The expansive definition of real SaaS and how it’s different from hosted or on-premise solutions can be broken down to these key elements:
1. Customers share a single version of the software
2. Customers share IT infrastructure and operational resources
3. Updates are included with the service at no extra charge
4. World-class security for data center operations, applications and data
5. Service level guarantees including uptime, backup and disaster recovery
6. No perpetual licenses (pay-as-you-go pricing)
Another crucial part of selecting a PPM SaaS vendor is their Multi-Tenancy capabilities. Workday’s Manifesto explains that a multi-tenant architecture can be utilized in a SaaS environment when a vendor is able to provide a single version of their software and serve multiple customers (tenants) that all use that version.

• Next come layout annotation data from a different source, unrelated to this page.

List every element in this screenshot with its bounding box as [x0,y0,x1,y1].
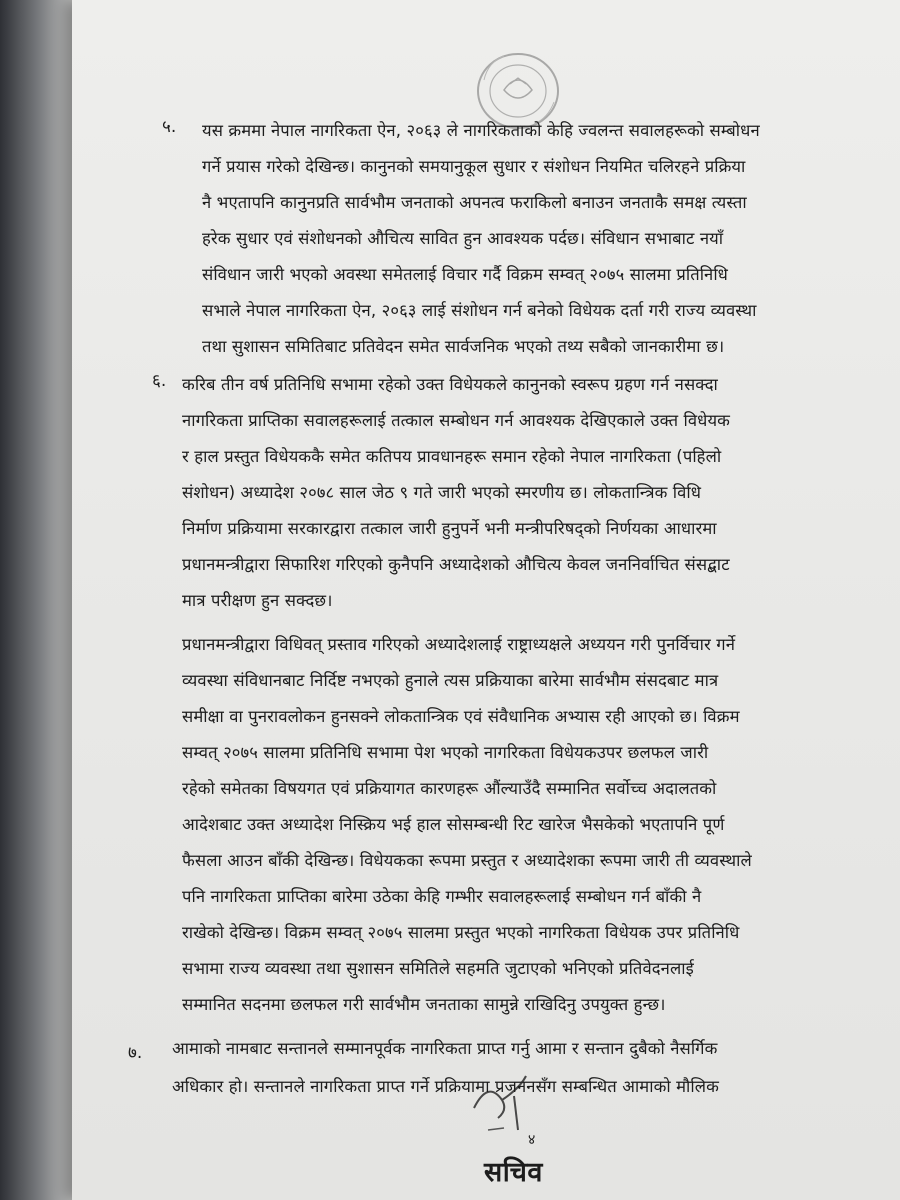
underlying-page-edge [0,0,80,1200]
page-number: ४ [528,1132,536,1148]
handwritten-signature [468,1070,558,1140]
paragraph-7-line-2: अधिकार हो। सन्तानले नागरिकता प्राप्त गर्ने प्रक्रियामा प्रजननसँग सम्बन्धित आमाको मौलिक [172,1077,719,1096]
paragraph-5-line-6: सभाले नेपाल नागरिकता ऐन, २०६३ लाई संशोधन गर्न बनेको विधेयक दर्ता गरी राज्य व्यवस्था [202,301,757,320]
paragraph-6-line-2: नागरिकता प्राप्तिका सवालहरूलाई तत्काल सम्बोधन गर्न आवश्यक देखिएकाले उक्त विधेयक [182,411,731,430]
paragraph-5-line-1: यस क्रममा नेपाल नागरिकता ऐन, २०६३ ले नागरिकताको केहि ज्वलन्त सवालहरूको सम्बोधन [202,121,760,140]
paragraph-6b-line-6: आदेशबाट उक्त अध्यादेश निस्क्रिय भई हाल सोसम्बन्धी रिट खारेज भैसकेको भएतापनि पूर्ण [182,815,725,834]
paragraph-5-line-5: संविधान जारी भएको अवस्था समेतलाई विचार गर्दै विक्रम सम्वत् २०७५ सालमा प्रतिनिधि [202,265,728,284]
paragraph-6-line-5: निर्माण प्रक्रियामा सरकारद्वारा तत्काल जारी हुनुपर्ने भनी मन्त्रीपरिषद्को निर्णयका आधारमा [182,519,717,538]
paragraph-6b-line-8: पनि नागरिकता प्राप्तिका बारेमा उठेका केहि गम्भीर सवालहरूलाई सम्बोधन गर्न बाँकी नै [182,887,702,906]
paragraph-6b-line-11: सम्मानित सदनमा छलफल गरी सार्वभौम जनताका सामुन्ने राखिदिनु उपयुक्त हुन्छ। [182,995,666,1014]
paragraph-6b-line-10: सभामा राज्य व्यवस्था तथा सुशासन समितिले सहमति जुटाएको भनिएको प्रतिवेदनलाई [182,959,694,978]
paragraph-number-6: ६. [152,371,167,391]
paragraph-5-line-4: हरेक सुधार एवं संशोधनको औचित्य सावित हुन आवश्यक पर्दछ। संविधान सभाबाट नयाँ [202,229,724,248]
paragraph-6-line-3: र हाल प्रस्तुत विधेयककै समेत कतिपय प्रावधानहरू समान रहेको नेपाल नागरिकता (पहिलो [182,447,722,466]
paragraph-6-line-6: प्रधानमन्त्रीद्वारा सिफारिश गरिएको कुनैपनि अध्यादेशको औचित्य केवल जननिर्वाचित संसद्बाट [182,555,730,574]
document-text [72,0,900,1200]
paragraph-6-line-1: करिब तीन वर्ष प्रतिनिधि सभामा रहेको उक्त विधेयकले कानुनको स्वरूप ग्रहण गर्न नसक्दा [182,375,718,394]
paragraph-6b-line-1: प्रधानमन्त्रीद्वारा विधिवत् प्रस्ताव गरिएको अध्यादेशलाई राष्ट्राध्यक्षले अध्ययन गरी पुनर्विचार गर्ने [182,635,736,654]
paragraph-6b-line-7: फैसला आउन बाँकी देखिन्छ। विधेयकका रूपमा प्रस्तुत र अध्यादेशका रूपमा जारी ती व्यवस्थाले [182,851,752,870]
paragraph-6b-line-5: रहेको समेतका विषयगत एवं प्रक्रियागत कारणहरू औंल्याउँदै सम्मानित सर्वोच्च अदालतको [182,779,717,798]
paragraph-7-line-1: आमाको नामबाट सन्तानले सम्मानपूर्वक नागरिकता प्राप्त गर्नु आमा र सन्तान दुबैको नैसर्गिक [172,1039,718,1058]
paragraph-6-line-7: मात्र परीक्षण हुन सक्दछ। [182,591,333,610]
paragraph-6b-line-9: राखेको देखिन्छ। विक्रम सम्वत् २०७५ सालमा प्रस्तुत भएको नागरिकता विधेयक उपर प्रतिनिधि [182,923,740,942]
paragraph-6-line-4: संशोधन) अध्यादेश २०७८ साल जेठ ९ गते जारी भएको स्मरणीय छ। लोकतान्त्रिक विधि [182,483,702,502]
paragraph-6b-line-3: समीक्षा वा पुनरावलोकन हुनसक्ने लोकतान्त्रिक एवं संवैधानिक अभ्यास रही आएको छ। विक्रम [182,707,740,726]
paragraph-number-7: ७. [128,1043,143,1063]
paragraph-number-5: ५. [162,117,177,137]
paragraph-5-line-3: नै भएतापनि कानुनप्रति सार्वभौम जनताको अपनत्व फराकिलो बनाउन जनताकै समक्ष त्यस्ता [202,193,747,212]
paragraph-6b-line-4: सम्वत् २०७५ सालमा प्रतिनिधि सभामा पेश भएको नागरिकता विधेयकउपर छलफल जारी [182,743,709,762]
designation-stamp: सचिव [484,1157,543,1188]
paragraph-6b-line-2: व्यवस्था संविधानबाट निर्दिष्ट नभएको हुनाले त्यस प्रक्रियाका बारेमा सार्वभौम संसदबाट मात्र [182,671,719,690]
paragraph-5-line-7: तथा सुशासन समितिबाट प्रतिवेदन समेत सार्वजनिक भएको तथ्य सबैको जानकारीमा छ। [202,337,725,356]
paragraph-5-line-2: गर्ने प्रयास गरेको देखिन्छ। कानुनको समयानुकूल सुधार र संशोधन नियमित चलिरहने प्रक्रिया [202,157,746,176]
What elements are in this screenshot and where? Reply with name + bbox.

And finally, Workday points out the true impact of ‘The Real SaaS’ on Total Cost of Ownership and Return on Investment. Because the software is delivered as a service, vendors can spread the costs of hardware and data centers over time instead of upfront. New features are constantly updated automatically, so the cost of upgrades will never increase. Overall costs are also predictable and can be customized according to your needs. And lastly, ‘The Real SaaS’ frees up IT staff from the burden of managing the IT infrastructure and operations.
The only conclusion that I can make is that a ‘Real SaaS’ provider like Innotas can lower IT costs, provide the most current version of the software, and give users access to the business software at any time, from anywhere. Now that’s Real.